На фото: Встреча генерала Май-Маевского (крайний слева) с «благодарными горожанами» (2-й слева – генерал Бредов, 6-й – генерал Юзефович), Киев, сентябрь 1919 г.
Тем временем положение Киева становилось всё сложнее: по левому берегу Днепра приближалась Добровольческая Армия, а с юго-запада наступали петлюровские части. Оля уехала на несколько дней к знакомым в Белую Церковь. Глеб встречал её на вокзале. Поезд, который должен был придти в 4 часа дня, не пришёл и в 8, и в 12. Глеб остался на ночь на вокзале. Ночью происходила проверка. Всю толпу пропускали через фильтр из вооружённых матросов, проверявших документы и допрашивавших, почему человек ночует на вокзале. В шесть утра Глеб пошёл домой, поезд пришёл в семь, и Оля появилась дома в 8. Какой-то добрый человек дотащил её чемодан. Для переезда поездом из Белой Церкви в Киев теперь, вместо обычных трёх часов, потребовалось двое суток.
Наконец все железные дороги, ведущие к Киеву, оказались перерезанными. Большевики уходили по Черниговскому шоссе и по Днепру, Десне и реке Сож. Командир военной флотилии большевиков, Полупанов, на прощанье обстрелял ночью Киев, ещё находившийся в руках большевиков, из орудий. На следующий день Добровольцы перешли через Днепр, заняли Печерск и спустились на Крещатик. Здесь они застали петлюровские части, вошедшие в Киев через Шулявку и Демиевку. На здании Думы висел жёлто-голубой флаг. Добровольцы водрузили рядом трёхцветный [российский] флаг. Петлюровцы сорвали его.
Добровольцы ударили по Крещатику из пулемётов. Киев остался за добровольцами. Но большевики задержались на близких к Киеву рубежах. Киев оставался прифронтовым городом. Офицеры сидели в киевских кафе. Были открыты подвалы на Садовой улице и похоронены жертвы Чрезвычайной Комиссии.
В автомастерских Глеба произошли перемены. Некоторые рабочие оказались офицерами и пришли в полной форме. Старик-стекольщик оказался даже полковником. Другие рабочие сорвали доски со стен мастерских и, вытащив оттуда моторы, спешно приводили свои автомашины в рабочее состояние. Хотя военно-техническая комиссия Добровольцев и посетила мастерские, но никакими работами их не нагрузила. Рузский нанял контору и склады и приготовился видимо вести крупные коммерческие операции.
В это время заболела Оля. Глеб пригласил Василия Николаевича Михайлова, и тот определил брюшной тиф. Глеб продолжал ходить в мастерские, хотя чувствовал себя тоже не совсем хорошо. В мастерских он завтракал помидорами, огурцами и водкой.

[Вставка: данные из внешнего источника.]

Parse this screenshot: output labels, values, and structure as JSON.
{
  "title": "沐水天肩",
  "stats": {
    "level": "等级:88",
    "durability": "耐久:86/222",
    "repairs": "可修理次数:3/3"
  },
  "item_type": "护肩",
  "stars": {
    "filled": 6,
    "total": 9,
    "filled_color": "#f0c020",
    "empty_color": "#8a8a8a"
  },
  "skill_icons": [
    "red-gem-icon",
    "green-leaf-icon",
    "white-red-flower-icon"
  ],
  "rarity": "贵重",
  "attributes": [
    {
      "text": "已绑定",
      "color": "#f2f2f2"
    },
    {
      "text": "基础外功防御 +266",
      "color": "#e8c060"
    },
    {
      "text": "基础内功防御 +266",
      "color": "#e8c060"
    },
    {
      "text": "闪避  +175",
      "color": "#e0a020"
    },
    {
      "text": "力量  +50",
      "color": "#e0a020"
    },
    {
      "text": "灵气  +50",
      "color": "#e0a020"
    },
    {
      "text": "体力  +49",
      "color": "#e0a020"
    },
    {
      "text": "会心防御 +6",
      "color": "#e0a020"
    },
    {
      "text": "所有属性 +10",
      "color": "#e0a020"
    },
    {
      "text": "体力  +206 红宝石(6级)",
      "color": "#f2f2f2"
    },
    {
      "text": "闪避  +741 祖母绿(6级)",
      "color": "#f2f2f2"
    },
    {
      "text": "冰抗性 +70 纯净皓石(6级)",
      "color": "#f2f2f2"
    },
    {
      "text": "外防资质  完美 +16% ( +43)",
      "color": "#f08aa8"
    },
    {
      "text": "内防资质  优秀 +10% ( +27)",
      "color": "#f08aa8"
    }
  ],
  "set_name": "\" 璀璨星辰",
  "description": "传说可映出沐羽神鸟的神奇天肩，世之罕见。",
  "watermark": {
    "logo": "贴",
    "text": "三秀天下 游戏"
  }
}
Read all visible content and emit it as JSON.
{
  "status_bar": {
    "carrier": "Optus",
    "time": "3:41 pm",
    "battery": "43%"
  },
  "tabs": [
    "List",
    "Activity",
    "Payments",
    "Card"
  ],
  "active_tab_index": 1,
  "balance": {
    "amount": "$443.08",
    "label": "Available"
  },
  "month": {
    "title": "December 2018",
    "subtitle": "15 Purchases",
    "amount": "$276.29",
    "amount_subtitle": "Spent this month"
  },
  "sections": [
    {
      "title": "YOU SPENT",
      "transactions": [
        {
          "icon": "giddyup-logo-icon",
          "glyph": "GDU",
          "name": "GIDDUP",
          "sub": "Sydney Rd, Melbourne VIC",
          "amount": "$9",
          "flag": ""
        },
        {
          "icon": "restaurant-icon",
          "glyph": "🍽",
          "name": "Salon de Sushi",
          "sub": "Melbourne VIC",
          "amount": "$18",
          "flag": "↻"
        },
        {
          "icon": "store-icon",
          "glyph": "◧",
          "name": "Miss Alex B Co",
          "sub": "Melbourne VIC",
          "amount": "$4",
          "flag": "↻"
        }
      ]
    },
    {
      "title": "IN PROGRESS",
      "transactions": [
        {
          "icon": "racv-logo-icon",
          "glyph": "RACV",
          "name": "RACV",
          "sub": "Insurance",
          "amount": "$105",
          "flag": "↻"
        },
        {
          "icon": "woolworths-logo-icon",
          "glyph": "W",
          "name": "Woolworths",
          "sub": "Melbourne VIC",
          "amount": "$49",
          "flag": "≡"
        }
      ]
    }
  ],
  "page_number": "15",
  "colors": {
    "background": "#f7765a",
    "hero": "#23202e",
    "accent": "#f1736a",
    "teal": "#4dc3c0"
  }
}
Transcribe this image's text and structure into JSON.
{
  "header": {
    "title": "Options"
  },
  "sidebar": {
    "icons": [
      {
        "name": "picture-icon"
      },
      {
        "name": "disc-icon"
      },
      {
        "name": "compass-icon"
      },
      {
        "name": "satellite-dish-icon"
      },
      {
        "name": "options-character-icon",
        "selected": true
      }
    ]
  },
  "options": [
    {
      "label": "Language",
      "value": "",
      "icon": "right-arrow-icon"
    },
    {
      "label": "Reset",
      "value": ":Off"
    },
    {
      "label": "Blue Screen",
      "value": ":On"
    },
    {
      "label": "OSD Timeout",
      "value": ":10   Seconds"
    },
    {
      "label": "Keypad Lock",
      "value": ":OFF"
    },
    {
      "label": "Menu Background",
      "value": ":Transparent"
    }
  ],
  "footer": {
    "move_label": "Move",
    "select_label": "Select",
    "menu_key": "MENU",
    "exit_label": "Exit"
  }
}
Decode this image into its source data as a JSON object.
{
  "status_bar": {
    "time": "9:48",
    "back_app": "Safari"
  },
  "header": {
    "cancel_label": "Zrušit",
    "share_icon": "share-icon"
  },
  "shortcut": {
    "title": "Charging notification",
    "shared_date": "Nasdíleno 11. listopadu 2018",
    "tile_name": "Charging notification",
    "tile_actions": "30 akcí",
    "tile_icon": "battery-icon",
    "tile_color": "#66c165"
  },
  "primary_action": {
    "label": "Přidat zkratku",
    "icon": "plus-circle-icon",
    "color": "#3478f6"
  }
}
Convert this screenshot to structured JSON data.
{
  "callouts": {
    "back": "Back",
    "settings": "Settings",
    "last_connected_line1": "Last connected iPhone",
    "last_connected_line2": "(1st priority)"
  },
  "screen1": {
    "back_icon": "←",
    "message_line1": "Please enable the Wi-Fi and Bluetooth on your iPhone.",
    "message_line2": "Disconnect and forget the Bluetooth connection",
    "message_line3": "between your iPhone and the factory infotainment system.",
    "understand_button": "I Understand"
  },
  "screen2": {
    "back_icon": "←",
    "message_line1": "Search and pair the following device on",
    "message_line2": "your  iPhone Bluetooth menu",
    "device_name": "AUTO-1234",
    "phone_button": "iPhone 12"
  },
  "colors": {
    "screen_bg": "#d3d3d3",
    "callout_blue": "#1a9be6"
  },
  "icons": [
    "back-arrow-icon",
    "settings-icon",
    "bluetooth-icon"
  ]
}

На четвёртый день Михайлов осмотрел его и сказал:
– Ложитесь-ка и вы, у вас тоже брюшной тиф.
Началась длинная болезнь. Всё путалось в голове Глеба. Он вспоминал смерть "Дяди", и ему казалось, что из этой болезни не вылезть. Олю он не видел, она лежала в соседней комнате. Когда оба перевалили через кризис, появился острый аппетит. Многого нельзя было есть, а иногда и вообще нечего было есть. Был момент, когда в доме остались две "керенки" по 20 рублей. Мария Георгиевна пошла на базар купить для больных молока. Она договорилась с крестьянкой и уже перелила молоко в свою посуду, но крестьянка забраковала обе "керенки" и больные остались без молока.
– Ах, как хочется есть. Сколько ещё осталось до следующего приёма пищи? Неужели ещё час? А дадут лишь всего одно печёное яблоко...
Оля говорит из соседней комнаты:
– Ты отдашь мне своё печёное яблоко?
– Яблоко? – отвечает Глеб, – но ведь ты имеешь своё яблоко. Нет, всё что хочешь, но не яблоко. Печёное яблоко – я мечтаю о нём всё утро.